Dalam aksi 212 ini tidak ada terjadi hal-hal yang dapat membuat Negara jadi chaos. Meskipun indikasi itu ada, dengan ditangkapnya 10 orang oleh kepolisian setempat yangdi duga akan memanfaatkan situasi aksi damai ini dalam bentuk makar. Penangkapan ini dilakukan pada waktu dini hari atau beberapa jam aksi demo ini di mulai pagi harinya.

Lagi-lagi ini, menandakan bahwa kerja aparat keamanan (TNI/Polri) berhasil ‘meredam’ dengan cara persuasive kepada tokoh-tokoh ormas aksi damai tersebut. Begitu juga yang dilakukan oleh Presiden Jokowi dengan mengundang tokoh-tokoh ulama dan ormas keagamaan ke istana. Dan dilanjutkan dengan menemui salah satu rivalnya saat Pemilu Presiden 2014 yang lalu yakni Letjen (purn) Prabowo Subianto. Dengan berkuda mereka melakukan diskusi santai membahas kemajuan bangsa. Hingga oleh lawan politik di sisi lainnya menyindir dengan istilah ‘lebaran kuda’.

Loby-loby (strategi) yang dilakukan pemerintah ini ternyata membuahkan hasil. Suatu cara yang patent kalau bukan dikatakan cerdas dalam berstrategi untuk mengantisipasi konflik yang bisa saja sewaktu-waktu terjadi. Meredam aksi dengan cara damai dengan pola persuasive.

Nah, dengan cara yang demikian meyakinkan itulah Presiden Jokowi menyampaikan pesan kepada kita dan dunia, bahwasanya Indonesia sebagai Negara yang berpenduduk Muslim terbesar di dunia bisa melakukan pendekatan dan berhasil meredam gejolak-gejolak politik dalam negeri yang bernuansa SARA .

Aksi Jokowi naik mimbar yang dibantu oleh petugas keamanan (sumber; via WA group by Budiarto)
Aksi Jokowi naik mimbar yang dibantu oleh petugas keamanan (sumber; via WA group by Budiarto)
Tidak tanggung-tanggung, dengan mendatangi massa dan ikut dalam sholat berjamaah Presiden meyakinkan kepada massa bahwa Bangsa Indonesia ini tetap menjujung tinggi hukum dan sekaligus memberikan ruang kebebasan menyatakan pendapat di muka umum dengan cara sesuai aturan yang berlaku. Tidak itu saja, bahwa Indonesia tetap memperlihatkan bangsa besar yang majemuk dengan tetap mencirikan kebhinekaan sebagai suatu bangsa yang pluralis.

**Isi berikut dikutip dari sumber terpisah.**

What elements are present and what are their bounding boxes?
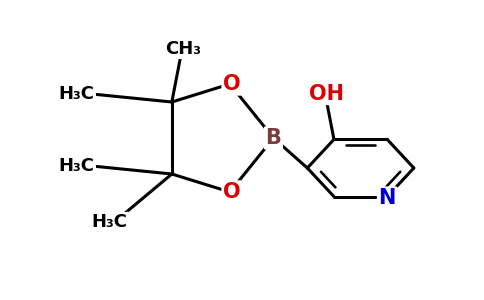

Hal lainnya, bahwa cara-cara demikian memperlihatkan bahwa Pemerintah tidak harus mengatasi aksi-aksi demo dengan cara berkelebihan (stronght). Ada suatu cara yang manusiawi lagi untuk meredam terjadinya konflik. Loby berupa jamuan makan siang, minum teh bersama, naik kuda, serta mendatangi tokoh-tokoh agama memperlihatkan Presiden ada memiliki nuansa rendah hati. Pesan ini sekaligus menunjukkan kepada dunia terutama Negara-negara yang berkonflik seperti di Timteng dan sekitarnya. Begini looo…cara Indonesia mengatasi gejolak aksi demo.

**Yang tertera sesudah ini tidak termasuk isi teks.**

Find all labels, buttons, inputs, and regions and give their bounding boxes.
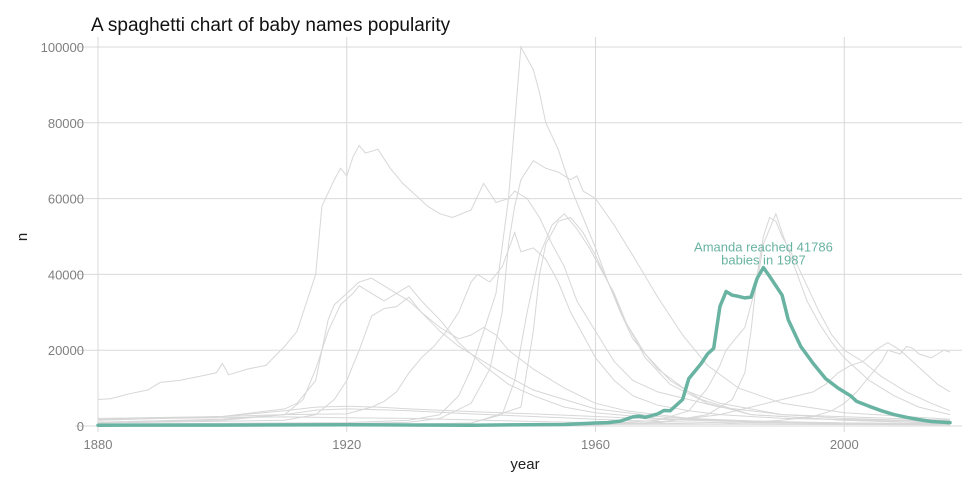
- background-series-line: [97, 231, 951, 422]
- y-tick-label: 20000: [48, 343, 84, 358]
- chart-title: A spaghetti chart of baby names populari…: [91, 15, 451, 36]
- background-series-line: [97, 277, 951, 425]
- background-series-line: [97, 285, 951, 425]
- background-series-line: [97, 405, 951, 425]
- background-series-line: [97, 345, 951, 427]
- y-axis-ticks: 0 20000 40000 60000 80000 100000: [41, 40, 84, 434]
- background-series-line: [97, 408, 951, 425]
- background-series-line: [97, 213, 951, 426]
- x-tick-label: 2000: [830, 437, 859, 452]
- x-axis-ticks: 1880 1920 1960 2000: [84, 437, 859, 452]
- x-tick-label: 1880: [84, 437, 113, 452]
- annotation-line-2: babies in 1987: [721, 252, 806, 267]
- background-series-line: [97, 212, 951, 427]
- background-series-line: [97, 216, 951, 427]
- highlight-series-line: [96, 265, 952, 427]
- background-series-group: [97, 45, 951, 427]
- chart-grid: [75, 37, 962, 432]
- background-series-line: [97, 342, 951, 427]
- background-series-line: [97, 216, 951, 426]
- y-tick-label: 60000: [48, 192, 84, 207]
- y-tick-label: 40000: [48, 267, 84, 282]
- highlight-series-group: [96, 265, 952, 427]
- annotation-line-1: Amanda reached 41786: [694, 239, 833, 254]
- y-tick-label: 100000: [41, 40, 84, 55]
- background-series-line: [97, 416, 951, 426]
- background-series-line: [97, 45, 951, 425]
- background-series-line: [97, 144, 951, 422]
- y-tick-label: 80000: [48, 116, 84, 131]
- background-series-line: [97, 296, 951, 425]
- y-tick-label: 0: [77, 419, 84, 434]
- y-axis-label: n: [14, 233, 31, 241]
- x-tick-label: 1960: [581, 437, 610, 452]
- x-axis-label: year: [510, 456, 539, 473]
- x-tick-label: 1920: [332, 437, 361, 452]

Jokowi menggunaan cara tidak saja secara peraturan yang berlaku. Tetapi juga dengan cara yang dibawa oleh pembawa Islam ini yakni Rasulullah Nabi Besar Muhammad Saw dengan cara bijak, santun bil hikmah. Sekaligus membentuk pola karakter dakwah yang menyejukan.

Bila ada perbedaan tooh itu suatu yang dianggap bukan perpecahan sebagai musuh yang harus disingkirkan. Merangkul mereka yang berseberangan dengan pemerintah dengan cara santun dan damai. Perbedaan pandangan ini juga dijadikan sebagai kekuatan pada jati diri bangsa yang majemuk ini.

***

Kita bisa melihat bagaimana proses terjadinya kerusuhan di Mesir. Aktivis mengajak rakyat Mesir untuk melakukan gerakan bersama melawan kemiskinan, pengangguran, korupsi pemerintah, dan kekuasaan presiden Hosni Mubarak, yang telah memerintah negara itu selama tiga dekade.

Aksi demonstran juga dimulai pada selesai sholat Jumat. Yang akhirnya meluas secara massive di lapangan Tahir Square. Presiden Mubarak yang terpilih secara resmi sebelumnya berhasil digulingkan. Dengan peristiwa kelam berdarah menghiasi laman-laman berita di dunia. Terlepas dari akar pokok permasalahannya, jelas aksi demonstrasi yang bertemu dengan aparat keamanan berujung bentrok.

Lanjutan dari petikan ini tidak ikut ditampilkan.